Dr Bates said he personally had not experienced major issues with referrals locally, and GPs tended to complain more about the frustrations of waiting times for outpatients than of letters not being dealt with.

However, other GPs say they have experienced problems. Monaghan GP Dr Illona Duffy said issues around delays in dealing with GP referral letters was a national problem. “It’s symptomatic of the extra demands being made on hospitals throughout the country without resources.”

She said two years ago she sent a letter to Our Lady of Lourdes Hospital in Drogheda requesting an urgent orthopaedic appointment for a patient. After three weeks the patient had received no appointment so Dr Duffy rang the hospital and was told no referral had been received. When she insisted the referral had been posted and faxed, the hospital said the letter was “in the box”.

“I asked ‘what box?’ and they said this was a box all GP referral letters were being put into because the waiting list was too long and they had been told not to add any new names to it.”

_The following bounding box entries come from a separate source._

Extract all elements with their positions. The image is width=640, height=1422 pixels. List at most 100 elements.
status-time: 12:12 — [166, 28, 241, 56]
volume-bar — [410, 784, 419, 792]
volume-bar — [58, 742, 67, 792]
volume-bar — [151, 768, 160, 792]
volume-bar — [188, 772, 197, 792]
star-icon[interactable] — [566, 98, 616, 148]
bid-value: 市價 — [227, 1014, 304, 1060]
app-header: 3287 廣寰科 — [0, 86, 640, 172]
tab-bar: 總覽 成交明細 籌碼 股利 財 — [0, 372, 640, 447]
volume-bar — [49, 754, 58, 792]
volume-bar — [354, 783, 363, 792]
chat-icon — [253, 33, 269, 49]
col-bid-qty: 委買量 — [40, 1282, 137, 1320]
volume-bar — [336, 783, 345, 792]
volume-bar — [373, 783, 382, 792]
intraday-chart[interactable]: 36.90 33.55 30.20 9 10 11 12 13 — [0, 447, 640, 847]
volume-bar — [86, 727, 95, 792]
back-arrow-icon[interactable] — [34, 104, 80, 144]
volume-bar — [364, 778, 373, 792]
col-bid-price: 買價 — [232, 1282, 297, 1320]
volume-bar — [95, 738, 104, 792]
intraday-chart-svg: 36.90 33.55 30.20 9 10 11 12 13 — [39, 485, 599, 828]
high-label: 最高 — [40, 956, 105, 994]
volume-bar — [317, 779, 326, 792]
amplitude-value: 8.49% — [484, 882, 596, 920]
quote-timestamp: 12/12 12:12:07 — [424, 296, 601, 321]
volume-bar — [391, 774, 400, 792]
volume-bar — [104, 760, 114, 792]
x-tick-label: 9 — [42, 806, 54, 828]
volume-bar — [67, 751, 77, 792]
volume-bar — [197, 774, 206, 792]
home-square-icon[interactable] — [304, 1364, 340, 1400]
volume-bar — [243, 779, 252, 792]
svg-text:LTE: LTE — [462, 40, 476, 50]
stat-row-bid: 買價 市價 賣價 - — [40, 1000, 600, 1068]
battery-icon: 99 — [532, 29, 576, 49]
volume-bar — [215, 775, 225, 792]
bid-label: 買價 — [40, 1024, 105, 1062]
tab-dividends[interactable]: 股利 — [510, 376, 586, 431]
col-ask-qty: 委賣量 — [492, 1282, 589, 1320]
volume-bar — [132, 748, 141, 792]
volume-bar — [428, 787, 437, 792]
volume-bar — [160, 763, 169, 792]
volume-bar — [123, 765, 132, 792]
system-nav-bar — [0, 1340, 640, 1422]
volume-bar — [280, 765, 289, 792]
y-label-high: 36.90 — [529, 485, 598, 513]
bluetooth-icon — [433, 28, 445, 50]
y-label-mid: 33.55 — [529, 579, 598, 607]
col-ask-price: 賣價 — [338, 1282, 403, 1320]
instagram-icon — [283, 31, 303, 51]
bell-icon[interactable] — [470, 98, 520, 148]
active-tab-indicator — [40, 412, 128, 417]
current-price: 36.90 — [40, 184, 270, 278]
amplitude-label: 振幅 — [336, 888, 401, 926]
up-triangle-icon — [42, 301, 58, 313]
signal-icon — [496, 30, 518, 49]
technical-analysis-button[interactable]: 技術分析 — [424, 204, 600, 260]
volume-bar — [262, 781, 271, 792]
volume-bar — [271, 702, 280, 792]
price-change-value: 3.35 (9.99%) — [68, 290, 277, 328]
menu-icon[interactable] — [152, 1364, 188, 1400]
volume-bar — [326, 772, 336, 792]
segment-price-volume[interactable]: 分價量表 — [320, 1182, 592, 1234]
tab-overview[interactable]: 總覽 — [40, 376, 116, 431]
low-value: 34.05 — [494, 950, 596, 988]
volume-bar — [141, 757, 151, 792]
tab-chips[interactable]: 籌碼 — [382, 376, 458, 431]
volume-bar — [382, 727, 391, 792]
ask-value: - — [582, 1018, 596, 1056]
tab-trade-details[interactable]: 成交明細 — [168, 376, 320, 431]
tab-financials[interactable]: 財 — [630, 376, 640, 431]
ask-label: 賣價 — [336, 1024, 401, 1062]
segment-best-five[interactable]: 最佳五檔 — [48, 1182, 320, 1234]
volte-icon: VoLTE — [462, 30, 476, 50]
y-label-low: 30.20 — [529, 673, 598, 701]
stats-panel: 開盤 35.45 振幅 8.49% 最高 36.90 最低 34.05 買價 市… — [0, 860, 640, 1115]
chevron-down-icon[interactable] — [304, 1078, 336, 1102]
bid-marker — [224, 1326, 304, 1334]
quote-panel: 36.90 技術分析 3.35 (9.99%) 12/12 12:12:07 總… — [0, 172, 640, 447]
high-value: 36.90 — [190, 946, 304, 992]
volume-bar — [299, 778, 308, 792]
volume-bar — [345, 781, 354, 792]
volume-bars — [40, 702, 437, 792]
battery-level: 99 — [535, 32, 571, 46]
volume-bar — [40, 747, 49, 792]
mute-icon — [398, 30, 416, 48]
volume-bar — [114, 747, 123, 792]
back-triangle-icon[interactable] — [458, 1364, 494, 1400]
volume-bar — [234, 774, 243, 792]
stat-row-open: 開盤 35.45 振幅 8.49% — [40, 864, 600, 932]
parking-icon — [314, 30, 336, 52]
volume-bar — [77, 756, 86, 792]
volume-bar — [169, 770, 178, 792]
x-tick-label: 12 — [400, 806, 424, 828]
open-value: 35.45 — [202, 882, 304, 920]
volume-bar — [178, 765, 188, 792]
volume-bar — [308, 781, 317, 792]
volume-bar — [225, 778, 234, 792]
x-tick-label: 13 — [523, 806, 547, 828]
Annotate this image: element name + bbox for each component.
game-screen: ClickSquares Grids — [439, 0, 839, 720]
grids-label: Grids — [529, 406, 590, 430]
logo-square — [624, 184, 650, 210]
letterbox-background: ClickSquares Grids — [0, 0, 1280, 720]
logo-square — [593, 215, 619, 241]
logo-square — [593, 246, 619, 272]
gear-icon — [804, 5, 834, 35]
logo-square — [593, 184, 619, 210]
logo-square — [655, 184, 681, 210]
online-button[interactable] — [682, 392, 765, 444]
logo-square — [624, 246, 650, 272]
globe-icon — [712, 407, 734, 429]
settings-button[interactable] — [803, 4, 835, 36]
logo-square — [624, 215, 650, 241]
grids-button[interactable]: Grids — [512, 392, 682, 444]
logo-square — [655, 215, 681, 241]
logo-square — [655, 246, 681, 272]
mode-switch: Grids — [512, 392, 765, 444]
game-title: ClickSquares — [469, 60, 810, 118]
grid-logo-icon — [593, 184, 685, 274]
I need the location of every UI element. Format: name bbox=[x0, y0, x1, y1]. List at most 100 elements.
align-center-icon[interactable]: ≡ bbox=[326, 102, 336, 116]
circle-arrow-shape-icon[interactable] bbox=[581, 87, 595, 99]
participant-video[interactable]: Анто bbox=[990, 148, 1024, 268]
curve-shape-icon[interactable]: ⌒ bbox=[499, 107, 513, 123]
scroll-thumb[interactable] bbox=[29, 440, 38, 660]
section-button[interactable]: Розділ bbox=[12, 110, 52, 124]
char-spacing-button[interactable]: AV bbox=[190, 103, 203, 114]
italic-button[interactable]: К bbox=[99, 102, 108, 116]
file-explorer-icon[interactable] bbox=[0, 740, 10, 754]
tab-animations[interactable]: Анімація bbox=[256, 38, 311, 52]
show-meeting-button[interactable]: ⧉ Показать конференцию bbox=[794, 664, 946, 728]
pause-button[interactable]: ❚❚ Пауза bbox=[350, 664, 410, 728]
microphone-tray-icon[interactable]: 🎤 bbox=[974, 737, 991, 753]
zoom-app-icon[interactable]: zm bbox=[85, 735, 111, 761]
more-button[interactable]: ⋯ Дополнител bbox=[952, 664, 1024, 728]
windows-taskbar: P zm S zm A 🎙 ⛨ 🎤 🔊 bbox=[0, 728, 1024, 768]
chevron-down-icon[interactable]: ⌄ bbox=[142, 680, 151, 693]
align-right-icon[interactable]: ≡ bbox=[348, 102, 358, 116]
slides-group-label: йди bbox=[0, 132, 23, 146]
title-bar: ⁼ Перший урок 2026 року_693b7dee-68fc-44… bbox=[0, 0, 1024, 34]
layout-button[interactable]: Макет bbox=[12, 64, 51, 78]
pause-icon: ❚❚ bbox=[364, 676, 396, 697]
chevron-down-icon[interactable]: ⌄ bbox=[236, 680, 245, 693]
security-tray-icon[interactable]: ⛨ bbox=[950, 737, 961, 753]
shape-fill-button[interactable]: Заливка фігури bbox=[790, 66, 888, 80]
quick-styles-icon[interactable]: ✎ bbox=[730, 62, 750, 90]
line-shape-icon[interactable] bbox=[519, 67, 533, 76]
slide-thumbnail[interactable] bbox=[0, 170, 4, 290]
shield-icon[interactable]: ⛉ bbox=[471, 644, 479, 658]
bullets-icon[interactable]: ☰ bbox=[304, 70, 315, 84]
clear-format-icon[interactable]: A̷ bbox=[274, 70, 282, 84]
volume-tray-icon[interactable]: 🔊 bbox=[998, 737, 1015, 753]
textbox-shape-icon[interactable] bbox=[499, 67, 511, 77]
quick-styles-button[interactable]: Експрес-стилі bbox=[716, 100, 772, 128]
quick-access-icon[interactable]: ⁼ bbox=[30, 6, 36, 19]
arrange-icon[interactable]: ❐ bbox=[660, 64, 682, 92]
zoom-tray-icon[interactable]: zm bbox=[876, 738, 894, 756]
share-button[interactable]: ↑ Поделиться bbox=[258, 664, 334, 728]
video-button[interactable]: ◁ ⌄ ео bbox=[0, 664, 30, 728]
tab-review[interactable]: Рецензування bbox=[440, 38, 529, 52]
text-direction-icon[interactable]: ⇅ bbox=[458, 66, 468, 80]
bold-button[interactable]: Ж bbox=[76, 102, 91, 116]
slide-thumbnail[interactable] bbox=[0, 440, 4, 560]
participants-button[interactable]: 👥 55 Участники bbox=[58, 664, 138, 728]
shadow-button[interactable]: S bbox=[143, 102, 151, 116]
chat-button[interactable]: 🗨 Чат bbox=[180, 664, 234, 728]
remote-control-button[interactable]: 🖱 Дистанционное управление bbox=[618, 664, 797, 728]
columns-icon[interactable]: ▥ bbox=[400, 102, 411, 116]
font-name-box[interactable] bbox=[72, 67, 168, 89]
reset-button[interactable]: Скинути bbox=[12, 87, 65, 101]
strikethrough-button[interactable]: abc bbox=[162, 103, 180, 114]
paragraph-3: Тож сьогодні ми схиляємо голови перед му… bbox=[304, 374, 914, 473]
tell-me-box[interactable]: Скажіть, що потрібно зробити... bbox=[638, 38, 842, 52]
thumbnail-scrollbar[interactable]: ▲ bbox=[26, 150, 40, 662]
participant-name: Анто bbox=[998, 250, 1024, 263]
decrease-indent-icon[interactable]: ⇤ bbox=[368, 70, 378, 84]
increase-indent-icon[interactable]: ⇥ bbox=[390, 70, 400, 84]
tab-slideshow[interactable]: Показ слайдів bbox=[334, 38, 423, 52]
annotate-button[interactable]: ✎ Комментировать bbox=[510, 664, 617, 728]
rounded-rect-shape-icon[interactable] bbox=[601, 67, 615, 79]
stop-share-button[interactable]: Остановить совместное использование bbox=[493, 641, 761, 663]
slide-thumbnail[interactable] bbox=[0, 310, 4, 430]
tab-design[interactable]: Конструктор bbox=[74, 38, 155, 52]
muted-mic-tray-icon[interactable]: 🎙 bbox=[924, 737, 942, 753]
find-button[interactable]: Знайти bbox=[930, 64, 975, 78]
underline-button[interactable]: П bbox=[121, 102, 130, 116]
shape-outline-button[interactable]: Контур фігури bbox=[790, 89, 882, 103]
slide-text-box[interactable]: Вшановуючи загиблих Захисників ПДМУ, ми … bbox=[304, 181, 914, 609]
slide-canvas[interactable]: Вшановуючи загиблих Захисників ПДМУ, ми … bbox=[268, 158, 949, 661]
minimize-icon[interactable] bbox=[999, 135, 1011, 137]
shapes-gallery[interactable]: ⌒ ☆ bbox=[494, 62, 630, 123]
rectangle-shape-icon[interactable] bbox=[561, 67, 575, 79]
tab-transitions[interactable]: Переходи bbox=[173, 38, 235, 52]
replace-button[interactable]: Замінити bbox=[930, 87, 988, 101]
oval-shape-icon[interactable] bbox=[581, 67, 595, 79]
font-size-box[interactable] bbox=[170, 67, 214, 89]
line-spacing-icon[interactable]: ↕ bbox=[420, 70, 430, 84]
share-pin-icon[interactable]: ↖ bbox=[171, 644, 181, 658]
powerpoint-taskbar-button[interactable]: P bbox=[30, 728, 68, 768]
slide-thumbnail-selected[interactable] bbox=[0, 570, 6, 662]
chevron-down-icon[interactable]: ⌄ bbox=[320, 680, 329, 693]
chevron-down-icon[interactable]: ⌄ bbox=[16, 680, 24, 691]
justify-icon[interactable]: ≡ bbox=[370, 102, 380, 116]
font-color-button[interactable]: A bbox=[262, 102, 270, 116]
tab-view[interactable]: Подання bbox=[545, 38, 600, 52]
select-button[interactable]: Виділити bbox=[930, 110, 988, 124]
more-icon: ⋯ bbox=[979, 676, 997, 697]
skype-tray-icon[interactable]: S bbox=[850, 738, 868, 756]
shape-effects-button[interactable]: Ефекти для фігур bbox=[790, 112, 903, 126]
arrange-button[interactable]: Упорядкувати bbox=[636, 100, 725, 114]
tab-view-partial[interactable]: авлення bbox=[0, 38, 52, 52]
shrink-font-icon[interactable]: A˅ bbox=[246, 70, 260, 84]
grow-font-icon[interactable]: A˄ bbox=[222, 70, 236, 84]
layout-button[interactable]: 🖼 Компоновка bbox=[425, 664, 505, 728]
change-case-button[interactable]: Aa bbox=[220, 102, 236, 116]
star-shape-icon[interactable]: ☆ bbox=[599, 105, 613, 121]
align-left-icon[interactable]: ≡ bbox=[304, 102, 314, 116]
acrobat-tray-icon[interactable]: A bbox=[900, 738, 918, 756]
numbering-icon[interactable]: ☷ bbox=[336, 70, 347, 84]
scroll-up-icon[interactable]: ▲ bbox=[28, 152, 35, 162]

Lucan GP Dr Tony Feeney said he believed up to 20 per cent of GP referral letters got lost. At the practice where he worked patients were asked to track their referrals and contact the practice if they do not here from the hospital within three weeks.

He called for a system of acknowledgement of GP letters to be put in place in all hospitals.

Dr Aodhagan O’Reilly, a GP in Tallaght, said local doctors had raised the problems with the hospital on a number of occasions.

He said a patient referred to the orthopaedic department in 2004 has never received a reply.

And a man referred with severe arthritis in his hip in 2006 and again in 2008 only received a query about his status in 2010. In the meantime, he had his hip replaced at Blanchardstown hospital.